Contentions about whether woody biomass is carbon neutral have grown more heated over the last decade. As more policy frameworks across the world classify the combustion of wood for power and heat generation as renewable energy, the sector has burgeoned, benefitting from financial and regulatory support reserved for renewables.
One assertion from supporters is that woody biomass is part of a natural cycle in which, over time, forest growth balances carbon dioxide emitted by combustion of wood in the presence oxygen. Critics , which include environmentalists, think tanks, and scientists, refute this claim.

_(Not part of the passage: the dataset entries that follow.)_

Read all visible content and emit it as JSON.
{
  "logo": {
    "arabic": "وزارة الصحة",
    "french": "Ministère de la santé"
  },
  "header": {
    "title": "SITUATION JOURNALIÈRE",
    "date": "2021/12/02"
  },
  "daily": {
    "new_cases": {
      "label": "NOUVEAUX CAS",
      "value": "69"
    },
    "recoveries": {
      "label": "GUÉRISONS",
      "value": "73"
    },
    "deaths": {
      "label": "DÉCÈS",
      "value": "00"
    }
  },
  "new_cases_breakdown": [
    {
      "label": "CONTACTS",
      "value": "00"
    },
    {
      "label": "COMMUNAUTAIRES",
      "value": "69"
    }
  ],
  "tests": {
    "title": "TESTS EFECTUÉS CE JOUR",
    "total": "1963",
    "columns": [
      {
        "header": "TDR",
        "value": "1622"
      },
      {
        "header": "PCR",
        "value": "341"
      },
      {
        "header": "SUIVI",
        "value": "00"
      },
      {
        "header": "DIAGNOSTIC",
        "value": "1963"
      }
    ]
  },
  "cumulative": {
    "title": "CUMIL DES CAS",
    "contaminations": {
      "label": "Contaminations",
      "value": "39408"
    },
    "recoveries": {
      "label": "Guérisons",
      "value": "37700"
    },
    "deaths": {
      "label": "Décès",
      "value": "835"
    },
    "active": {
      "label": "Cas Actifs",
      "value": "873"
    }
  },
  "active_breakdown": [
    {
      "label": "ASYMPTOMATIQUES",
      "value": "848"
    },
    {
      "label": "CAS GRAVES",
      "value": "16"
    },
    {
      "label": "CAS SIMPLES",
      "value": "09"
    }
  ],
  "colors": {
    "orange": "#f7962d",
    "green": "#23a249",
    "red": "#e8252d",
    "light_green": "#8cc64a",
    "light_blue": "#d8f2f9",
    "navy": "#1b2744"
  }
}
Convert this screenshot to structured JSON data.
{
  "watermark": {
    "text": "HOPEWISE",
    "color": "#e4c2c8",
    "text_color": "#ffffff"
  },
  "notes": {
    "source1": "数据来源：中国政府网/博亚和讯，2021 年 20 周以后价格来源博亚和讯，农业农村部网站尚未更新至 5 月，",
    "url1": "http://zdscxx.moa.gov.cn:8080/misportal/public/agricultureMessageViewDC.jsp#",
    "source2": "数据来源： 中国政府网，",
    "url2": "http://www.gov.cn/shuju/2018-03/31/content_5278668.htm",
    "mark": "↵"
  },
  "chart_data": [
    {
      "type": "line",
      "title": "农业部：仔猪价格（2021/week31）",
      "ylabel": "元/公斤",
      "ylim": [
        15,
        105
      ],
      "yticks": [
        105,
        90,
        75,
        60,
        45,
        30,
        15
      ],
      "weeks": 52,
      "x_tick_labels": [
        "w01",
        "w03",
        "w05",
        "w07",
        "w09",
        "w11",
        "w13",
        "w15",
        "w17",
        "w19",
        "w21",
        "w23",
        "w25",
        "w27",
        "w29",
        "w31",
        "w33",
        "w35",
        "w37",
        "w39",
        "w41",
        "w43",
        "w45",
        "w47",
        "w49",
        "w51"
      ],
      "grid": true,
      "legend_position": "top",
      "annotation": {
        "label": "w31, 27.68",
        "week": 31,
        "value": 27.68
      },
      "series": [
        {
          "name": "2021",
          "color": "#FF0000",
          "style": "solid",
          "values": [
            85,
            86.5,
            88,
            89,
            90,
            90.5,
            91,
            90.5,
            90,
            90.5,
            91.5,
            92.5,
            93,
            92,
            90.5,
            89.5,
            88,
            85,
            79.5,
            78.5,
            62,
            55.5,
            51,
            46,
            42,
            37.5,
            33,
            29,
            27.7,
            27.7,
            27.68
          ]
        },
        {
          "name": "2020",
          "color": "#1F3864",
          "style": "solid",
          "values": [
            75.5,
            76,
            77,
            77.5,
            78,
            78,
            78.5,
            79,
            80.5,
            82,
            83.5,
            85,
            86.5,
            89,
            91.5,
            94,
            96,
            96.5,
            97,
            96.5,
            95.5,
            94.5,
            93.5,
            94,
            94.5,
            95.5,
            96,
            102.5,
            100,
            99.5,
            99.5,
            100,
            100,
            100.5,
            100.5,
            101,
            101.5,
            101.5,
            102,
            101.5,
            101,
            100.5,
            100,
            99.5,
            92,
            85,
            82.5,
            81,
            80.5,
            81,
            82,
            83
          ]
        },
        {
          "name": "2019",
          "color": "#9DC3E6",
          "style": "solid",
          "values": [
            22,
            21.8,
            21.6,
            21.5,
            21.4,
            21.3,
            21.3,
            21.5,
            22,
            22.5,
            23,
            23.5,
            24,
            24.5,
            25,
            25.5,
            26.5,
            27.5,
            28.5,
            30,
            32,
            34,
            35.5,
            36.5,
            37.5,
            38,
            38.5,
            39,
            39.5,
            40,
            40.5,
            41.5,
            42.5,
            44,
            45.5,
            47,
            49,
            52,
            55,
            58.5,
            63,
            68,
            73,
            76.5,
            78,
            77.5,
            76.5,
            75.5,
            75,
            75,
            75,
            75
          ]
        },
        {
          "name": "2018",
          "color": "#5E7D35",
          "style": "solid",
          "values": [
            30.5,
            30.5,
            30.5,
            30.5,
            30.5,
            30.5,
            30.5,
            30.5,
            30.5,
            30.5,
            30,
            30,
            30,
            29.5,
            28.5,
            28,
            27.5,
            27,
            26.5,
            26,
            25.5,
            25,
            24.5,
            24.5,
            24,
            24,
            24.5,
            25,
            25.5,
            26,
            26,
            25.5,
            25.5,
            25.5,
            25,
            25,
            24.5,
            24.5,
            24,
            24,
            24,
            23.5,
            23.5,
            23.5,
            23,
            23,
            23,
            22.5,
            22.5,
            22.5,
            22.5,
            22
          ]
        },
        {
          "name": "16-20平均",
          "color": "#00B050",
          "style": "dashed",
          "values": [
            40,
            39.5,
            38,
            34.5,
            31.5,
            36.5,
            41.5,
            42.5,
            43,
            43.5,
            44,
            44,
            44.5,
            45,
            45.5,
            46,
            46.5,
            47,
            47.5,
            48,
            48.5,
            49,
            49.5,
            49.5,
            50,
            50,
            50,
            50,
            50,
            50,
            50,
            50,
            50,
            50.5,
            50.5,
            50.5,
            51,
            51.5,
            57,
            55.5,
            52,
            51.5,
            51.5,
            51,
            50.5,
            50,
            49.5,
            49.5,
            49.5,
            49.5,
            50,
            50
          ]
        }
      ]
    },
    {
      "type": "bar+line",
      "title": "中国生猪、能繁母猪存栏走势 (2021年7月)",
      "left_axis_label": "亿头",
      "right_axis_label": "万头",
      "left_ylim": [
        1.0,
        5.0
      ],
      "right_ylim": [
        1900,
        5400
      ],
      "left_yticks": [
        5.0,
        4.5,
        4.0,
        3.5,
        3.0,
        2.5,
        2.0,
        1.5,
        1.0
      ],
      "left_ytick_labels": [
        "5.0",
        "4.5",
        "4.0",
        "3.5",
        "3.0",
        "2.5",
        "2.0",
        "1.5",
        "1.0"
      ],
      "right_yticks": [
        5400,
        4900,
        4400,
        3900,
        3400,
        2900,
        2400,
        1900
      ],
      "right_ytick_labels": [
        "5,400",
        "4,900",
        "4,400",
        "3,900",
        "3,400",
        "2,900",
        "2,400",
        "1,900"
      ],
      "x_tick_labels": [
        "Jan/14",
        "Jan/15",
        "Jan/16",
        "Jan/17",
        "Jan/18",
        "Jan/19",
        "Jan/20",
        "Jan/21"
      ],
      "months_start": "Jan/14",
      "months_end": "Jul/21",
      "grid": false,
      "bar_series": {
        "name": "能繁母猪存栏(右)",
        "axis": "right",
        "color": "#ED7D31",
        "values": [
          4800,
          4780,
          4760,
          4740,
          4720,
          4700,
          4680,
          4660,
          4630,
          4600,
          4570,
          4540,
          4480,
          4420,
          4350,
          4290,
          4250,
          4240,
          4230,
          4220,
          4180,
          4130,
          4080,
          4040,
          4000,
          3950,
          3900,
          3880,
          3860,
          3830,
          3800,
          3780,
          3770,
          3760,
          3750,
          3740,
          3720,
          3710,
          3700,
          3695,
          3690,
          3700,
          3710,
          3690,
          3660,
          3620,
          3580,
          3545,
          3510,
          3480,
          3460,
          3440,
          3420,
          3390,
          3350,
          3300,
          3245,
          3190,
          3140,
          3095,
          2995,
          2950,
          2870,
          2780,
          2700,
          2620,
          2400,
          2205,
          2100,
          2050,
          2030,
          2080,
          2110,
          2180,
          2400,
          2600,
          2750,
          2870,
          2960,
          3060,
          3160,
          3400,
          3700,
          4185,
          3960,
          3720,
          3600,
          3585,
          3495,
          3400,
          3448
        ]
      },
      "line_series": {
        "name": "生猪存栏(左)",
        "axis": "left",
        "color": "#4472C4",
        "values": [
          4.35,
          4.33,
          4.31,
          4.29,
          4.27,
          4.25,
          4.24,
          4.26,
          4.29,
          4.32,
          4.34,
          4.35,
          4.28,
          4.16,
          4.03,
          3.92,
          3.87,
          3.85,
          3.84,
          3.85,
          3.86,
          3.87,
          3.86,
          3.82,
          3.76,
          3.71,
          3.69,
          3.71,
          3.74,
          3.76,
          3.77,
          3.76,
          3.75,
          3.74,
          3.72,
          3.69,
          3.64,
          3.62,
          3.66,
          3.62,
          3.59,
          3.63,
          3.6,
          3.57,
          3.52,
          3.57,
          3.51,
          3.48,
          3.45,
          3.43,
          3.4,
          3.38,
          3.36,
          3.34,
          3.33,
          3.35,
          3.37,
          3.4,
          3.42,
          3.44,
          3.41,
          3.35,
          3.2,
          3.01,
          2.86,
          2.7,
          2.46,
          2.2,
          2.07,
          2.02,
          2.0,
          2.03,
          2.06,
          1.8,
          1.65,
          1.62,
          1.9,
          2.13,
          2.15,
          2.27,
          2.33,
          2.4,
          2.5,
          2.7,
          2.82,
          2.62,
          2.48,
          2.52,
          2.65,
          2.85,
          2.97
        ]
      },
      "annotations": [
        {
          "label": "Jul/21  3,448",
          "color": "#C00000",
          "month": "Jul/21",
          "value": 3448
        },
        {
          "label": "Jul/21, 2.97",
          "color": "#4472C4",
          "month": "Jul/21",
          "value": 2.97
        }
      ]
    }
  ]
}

Chatham House, an independent London-based policy institute, in a report last year noted: “In fact, since in general woody biomass is less energy dense than fossil fuels, and contains higher quantities of moisture and less hydrogen, at the point of combustion burning wood for energy usually emits more greenhouse gases per unit of energy produced than fossil fuels. The volume of emissions per unit of energy actually delivered in real-world situations will also depend on the efficiency of the technology in which the fuel is burnt; dedicated biomass plants tend to have lower efficiencies than fossil fuel plants depending on the age and size of the unit.”
The EPA’s policy statement backs supporting arguments, noting that U.S. forests have historically and continue to serve as a “net sink of carbon.” In 2015, the forest sector offset about 11.2% of gross U.S. greenhouse gas emissions, it says. It also suggests, citing “draft EPA analysis,” that use of various biomass feedstocks for energy at stationary sources can result in “negligible net contribution to atmospheric concentrations of CO2 depending on factors related to feedstock characteristics, production and consumption, and alternative uses.”
However, it also adds that the agency’s technical work on a framework to assess net atmospheric contribution of biogenic CO2 emissions from biomass feedstocks used by stationary sources for energy production, “has not to date resulted in a workable, applied approach.” The technical work, which was begun in July 2011 as the Obama administration established thresholds for greenhouse gas emissions from stationary sources, is under an ongoing peer review by the EPA’s Science Advisory Board. The board typically has about 45 members, but the Trump administration revamped it to include more industry representation, ousting scientists who received past EPA research grants for “conflicts of interest.” According to the Scientific American, the board had not met in six months as of March 6.
For the biomass power industry, at least, the EPA’s policy statement poses a relief from years of regulatory uncertainty. The Biomass Power Association (BPA), a trade association whose 40 members in 22 states own or operate more than half the U.S. biomass power fleet, noted regulatory uncertainty has pervaded “despite the abundant scientific evidence of the carbon benefits of using biomass fuel to generate power.”
The BPA, which has sought scientific consensus on the issue, in May 2017 published a study conducted by two professors that found emissions from a biomass power facility using forest residue-based fuel are 115% lower than those of a natural gas facility over one year.
“In recognizing the carbon benefits of biomass and its role in healthy forest management, the federal government joins every state with a Renewable Portfolio Standard, as well as many foreign governments that use biomass to reduce carbon emissions,” it said.